Contract manufacturer Hi-P International reported Thursday its first quarter net profit rose 5.8 percent on-year to S$10.7 million despite pricing pressures and a shift toward a lower-margin product mix, amid a smaller foreign exchange loss.
Revenue for the quarter ended 31 March increased 2.0 percent on-year to S$286.78 million, the company said in a filing to SGX.
The gross profit margin slipped 0.8 percentage point on-year to 12.6 percent on price pressure and a product-mix shift toward low-margin high component content assembly, Hi-P said.
Other income climbed 39.2 percent on-year to S$2.2 million, mainly on government incentives, rental income from factory leases and investment properties, and gains from selling scrap materials, the filing said.
Other expenses declined 70.9 percent on-year to S$3.3 million due to a S$7.9 million decrease in net losses from foreign exchange and fair value on hedging contracts, Hi-P said.
“Seasonally, our loading is generally lower for the first half of the year.
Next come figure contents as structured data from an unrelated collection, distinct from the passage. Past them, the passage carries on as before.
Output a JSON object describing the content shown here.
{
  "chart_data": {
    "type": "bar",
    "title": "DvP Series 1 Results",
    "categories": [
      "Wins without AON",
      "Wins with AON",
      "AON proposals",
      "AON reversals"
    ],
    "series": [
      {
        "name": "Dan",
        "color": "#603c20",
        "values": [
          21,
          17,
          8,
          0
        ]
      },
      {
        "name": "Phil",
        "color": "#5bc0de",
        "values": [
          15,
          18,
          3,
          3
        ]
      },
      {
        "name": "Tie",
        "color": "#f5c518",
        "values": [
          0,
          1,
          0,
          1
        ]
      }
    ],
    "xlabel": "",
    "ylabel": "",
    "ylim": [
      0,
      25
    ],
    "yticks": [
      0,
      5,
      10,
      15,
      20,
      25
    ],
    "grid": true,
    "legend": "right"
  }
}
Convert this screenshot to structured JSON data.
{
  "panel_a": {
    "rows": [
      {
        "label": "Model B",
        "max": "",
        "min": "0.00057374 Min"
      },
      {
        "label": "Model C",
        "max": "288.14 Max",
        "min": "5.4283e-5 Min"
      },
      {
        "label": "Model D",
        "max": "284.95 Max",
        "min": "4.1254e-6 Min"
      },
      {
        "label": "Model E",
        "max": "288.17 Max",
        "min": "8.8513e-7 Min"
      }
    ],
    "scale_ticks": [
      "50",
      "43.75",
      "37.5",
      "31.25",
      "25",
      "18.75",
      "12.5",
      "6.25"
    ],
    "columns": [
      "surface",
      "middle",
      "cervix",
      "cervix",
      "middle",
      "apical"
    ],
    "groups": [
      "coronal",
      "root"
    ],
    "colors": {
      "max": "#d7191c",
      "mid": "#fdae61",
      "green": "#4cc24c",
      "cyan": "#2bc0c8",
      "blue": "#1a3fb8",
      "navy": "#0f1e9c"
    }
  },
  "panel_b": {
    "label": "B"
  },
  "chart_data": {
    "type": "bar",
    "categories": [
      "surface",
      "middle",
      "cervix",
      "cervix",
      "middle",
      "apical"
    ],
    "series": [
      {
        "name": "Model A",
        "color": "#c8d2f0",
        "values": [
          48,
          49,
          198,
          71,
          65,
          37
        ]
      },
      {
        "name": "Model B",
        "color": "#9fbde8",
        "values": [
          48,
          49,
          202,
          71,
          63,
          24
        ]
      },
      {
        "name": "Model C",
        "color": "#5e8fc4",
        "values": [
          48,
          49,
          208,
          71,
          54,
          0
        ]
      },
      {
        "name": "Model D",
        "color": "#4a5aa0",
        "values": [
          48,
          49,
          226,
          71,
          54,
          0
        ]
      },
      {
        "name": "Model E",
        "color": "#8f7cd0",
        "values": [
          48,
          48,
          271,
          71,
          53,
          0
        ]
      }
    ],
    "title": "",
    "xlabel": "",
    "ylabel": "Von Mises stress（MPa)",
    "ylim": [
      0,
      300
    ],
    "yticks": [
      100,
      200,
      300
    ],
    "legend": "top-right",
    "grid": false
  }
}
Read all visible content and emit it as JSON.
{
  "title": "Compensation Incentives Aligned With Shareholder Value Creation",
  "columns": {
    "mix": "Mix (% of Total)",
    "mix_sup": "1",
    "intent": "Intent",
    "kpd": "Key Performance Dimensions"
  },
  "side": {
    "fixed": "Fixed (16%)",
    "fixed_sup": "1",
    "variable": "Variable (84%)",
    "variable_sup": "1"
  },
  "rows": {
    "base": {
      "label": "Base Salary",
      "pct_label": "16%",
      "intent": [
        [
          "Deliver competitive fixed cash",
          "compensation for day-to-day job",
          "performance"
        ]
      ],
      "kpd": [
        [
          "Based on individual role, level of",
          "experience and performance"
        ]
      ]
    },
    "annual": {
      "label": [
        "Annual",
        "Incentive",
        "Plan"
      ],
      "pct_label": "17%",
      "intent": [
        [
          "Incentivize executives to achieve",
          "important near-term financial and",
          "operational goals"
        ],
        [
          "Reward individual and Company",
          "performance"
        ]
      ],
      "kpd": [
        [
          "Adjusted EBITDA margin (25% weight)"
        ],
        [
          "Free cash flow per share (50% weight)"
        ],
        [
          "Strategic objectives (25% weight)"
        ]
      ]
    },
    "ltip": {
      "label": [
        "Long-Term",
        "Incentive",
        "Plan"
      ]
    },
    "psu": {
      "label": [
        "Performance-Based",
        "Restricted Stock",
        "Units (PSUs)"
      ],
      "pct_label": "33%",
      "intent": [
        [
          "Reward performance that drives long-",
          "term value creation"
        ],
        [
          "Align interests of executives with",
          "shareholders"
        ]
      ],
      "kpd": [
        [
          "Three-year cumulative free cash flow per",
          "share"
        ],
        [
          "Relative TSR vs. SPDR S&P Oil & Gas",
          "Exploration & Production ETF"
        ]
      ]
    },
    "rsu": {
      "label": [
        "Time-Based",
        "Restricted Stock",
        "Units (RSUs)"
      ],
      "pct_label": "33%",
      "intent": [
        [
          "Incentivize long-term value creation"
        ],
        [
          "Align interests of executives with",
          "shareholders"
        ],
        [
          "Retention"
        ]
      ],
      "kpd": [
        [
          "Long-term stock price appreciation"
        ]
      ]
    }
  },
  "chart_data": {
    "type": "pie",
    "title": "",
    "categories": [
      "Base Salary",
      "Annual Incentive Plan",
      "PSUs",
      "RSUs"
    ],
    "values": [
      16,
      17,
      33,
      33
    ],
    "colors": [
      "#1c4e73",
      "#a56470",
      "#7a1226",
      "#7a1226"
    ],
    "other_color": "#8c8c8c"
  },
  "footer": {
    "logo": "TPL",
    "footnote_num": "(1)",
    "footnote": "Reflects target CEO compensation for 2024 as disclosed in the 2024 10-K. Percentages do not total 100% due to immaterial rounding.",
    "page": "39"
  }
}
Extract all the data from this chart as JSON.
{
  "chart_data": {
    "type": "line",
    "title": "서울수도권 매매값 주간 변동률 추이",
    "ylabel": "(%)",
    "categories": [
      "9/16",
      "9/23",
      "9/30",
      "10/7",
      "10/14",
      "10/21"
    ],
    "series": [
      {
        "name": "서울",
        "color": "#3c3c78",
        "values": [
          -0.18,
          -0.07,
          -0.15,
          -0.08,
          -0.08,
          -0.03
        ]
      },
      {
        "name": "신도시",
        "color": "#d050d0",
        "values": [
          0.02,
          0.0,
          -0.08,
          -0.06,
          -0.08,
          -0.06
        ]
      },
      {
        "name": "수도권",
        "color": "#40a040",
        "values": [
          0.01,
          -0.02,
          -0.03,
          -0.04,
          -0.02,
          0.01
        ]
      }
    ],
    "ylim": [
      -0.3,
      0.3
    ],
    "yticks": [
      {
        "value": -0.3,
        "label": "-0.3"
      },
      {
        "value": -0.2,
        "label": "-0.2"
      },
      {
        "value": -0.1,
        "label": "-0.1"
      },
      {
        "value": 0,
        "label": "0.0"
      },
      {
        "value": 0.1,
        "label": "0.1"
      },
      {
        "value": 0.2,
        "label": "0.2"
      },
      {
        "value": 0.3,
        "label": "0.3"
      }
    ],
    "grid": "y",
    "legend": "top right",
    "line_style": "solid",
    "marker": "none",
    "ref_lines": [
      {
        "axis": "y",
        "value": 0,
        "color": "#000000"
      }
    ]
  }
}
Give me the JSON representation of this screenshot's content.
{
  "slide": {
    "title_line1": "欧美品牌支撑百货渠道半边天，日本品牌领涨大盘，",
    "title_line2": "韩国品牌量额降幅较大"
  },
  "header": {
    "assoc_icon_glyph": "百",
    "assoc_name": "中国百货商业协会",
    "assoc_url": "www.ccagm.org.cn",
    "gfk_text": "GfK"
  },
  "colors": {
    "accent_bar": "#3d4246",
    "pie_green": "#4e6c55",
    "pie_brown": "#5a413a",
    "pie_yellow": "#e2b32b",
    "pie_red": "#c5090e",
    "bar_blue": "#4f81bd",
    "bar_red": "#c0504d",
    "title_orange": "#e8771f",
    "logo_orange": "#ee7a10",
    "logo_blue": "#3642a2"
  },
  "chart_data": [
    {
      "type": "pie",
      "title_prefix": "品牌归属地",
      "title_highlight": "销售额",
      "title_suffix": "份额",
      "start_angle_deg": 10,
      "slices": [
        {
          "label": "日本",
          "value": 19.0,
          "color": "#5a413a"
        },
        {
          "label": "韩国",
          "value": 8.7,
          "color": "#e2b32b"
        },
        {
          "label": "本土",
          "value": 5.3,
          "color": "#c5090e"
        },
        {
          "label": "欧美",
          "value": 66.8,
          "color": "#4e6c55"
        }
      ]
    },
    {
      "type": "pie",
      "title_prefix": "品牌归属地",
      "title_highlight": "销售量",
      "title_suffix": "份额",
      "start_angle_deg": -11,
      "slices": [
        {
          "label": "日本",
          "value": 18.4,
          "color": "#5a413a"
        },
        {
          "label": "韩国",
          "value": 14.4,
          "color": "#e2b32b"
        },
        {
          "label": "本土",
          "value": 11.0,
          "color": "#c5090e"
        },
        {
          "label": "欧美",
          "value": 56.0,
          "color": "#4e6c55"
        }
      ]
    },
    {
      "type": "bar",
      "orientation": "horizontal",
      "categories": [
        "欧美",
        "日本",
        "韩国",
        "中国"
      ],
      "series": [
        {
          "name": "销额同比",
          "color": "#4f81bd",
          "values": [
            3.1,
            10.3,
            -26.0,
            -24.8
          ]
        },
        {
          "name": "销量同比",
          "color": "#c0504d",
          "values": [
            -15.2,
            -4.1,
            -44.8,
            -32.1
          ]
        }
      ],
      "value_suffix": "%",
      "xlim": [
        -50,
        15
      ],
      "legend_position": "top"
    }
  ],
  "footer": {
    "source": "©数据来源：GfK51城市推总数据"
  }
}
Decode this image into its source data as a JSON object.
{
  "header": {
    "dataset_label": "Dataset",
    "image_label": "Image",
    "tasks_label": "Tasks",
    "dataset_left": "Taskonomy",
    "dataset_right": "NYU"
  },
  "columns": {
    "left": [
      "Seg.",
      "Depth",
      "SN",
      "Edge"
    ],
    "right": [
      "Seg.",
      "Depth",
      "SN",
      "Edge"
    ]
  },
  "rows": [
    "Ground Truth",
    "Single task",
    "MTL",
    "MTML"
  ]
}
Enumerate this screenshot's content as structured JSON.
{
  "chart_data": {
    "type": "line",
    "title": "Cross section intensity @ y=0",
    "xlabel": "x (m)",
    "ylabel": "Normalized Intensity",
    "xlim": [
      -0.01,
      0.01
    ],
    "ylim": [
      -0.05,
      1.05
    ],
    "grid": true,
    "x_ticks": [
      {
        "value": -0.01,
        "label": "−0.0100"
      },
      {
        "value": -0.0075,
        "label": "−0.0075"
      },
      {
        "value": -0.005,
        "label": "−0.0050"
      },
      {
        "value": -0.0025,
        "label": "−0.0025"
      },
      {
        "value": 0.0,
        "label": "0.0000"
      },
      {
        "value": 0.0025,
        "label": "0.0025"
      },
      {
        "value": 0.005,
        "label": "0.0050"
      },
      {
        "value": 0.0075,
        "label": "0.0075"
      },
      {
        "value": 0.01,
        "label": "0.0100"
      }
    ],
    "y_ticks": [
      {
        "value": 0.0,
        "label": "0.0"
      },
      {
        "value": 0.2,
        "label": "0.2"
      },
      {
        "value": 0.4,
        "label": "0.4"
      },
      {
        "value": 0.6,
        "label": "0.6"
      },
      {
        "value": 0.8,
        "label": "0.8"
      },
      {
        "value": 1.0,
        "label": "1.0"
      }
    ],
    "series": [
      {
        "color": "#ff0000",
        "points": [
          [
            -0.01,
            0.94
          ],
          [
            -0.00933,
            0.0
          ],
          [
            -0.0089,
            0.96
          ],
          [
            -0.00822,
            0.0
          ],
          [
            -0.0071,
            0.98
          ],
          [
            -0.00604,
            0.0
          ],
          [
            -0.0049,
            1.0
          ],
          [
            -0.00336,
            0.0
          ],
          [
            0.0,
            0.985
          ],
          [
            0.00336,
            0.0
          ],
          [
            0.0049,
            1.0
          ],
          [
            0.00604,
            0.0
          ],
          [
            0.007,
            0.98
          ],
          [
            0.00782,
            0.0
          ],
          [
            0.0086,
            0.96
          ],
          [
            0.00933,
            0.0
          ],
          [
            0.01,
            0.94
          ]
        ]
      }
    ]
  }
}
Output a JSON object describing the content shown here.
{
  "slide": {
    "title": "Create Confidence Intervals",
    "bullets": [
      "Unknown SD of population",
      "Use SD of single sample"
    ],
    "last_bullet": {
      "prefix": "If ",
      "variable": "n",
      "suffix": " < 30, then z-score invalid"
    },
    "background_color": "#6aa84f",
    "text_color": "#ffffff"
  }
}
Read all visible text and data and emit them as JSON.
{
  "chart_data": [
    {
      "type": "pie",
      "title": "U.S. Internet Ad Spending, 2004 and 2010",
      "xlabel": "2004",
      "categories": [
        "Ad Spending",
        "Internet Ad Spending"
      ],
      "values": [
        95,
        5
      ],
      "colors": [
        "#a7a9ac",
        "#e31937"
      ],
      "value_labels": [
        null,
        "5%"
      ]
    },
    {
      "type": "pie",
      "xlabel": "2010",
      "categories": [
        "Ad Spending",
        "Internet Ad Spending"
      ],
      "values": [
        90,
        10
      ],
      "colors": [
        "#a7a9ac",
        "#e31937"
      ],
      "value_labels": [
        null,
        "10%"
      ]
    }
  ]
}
Business competition has intensified and impacted our margin. However, with our control systems in place and continuing effort of everyone at Hi-P, we should achieve reasonably good results,” Yao Hsiao Tung, executive chairman and CEO of Hi-P, said in the statement.
“Market remains challenging but we are endeavoring to turnaround situation by penetrating different product fields,” Yao added, pointed to the expansion of the sales force in the U.S. and Europe and to efforts to strengthen the sales force in Asia.
In its outlook, Hi-P noted the International Data Corp. (IDC) has forecast global smartphone volumes would fall 0.8 percent this year, but that momentum in the second half of 2019 would show a pickup, with 2.3 percent growth on-year. For smart home devices, IDC forecast 26.9 percent on-year growth in 2019, the filing said.
In its guidance. Hi-P said it expected the second quarter of 2019 would have lower revenue and similar profit as the year-earlier quarter. It added that for the second half of 2019, it expected higher revenue and profit than in the first half of 2019, and for the full-year, it expected revenue and profit would be similar to 2018’s level.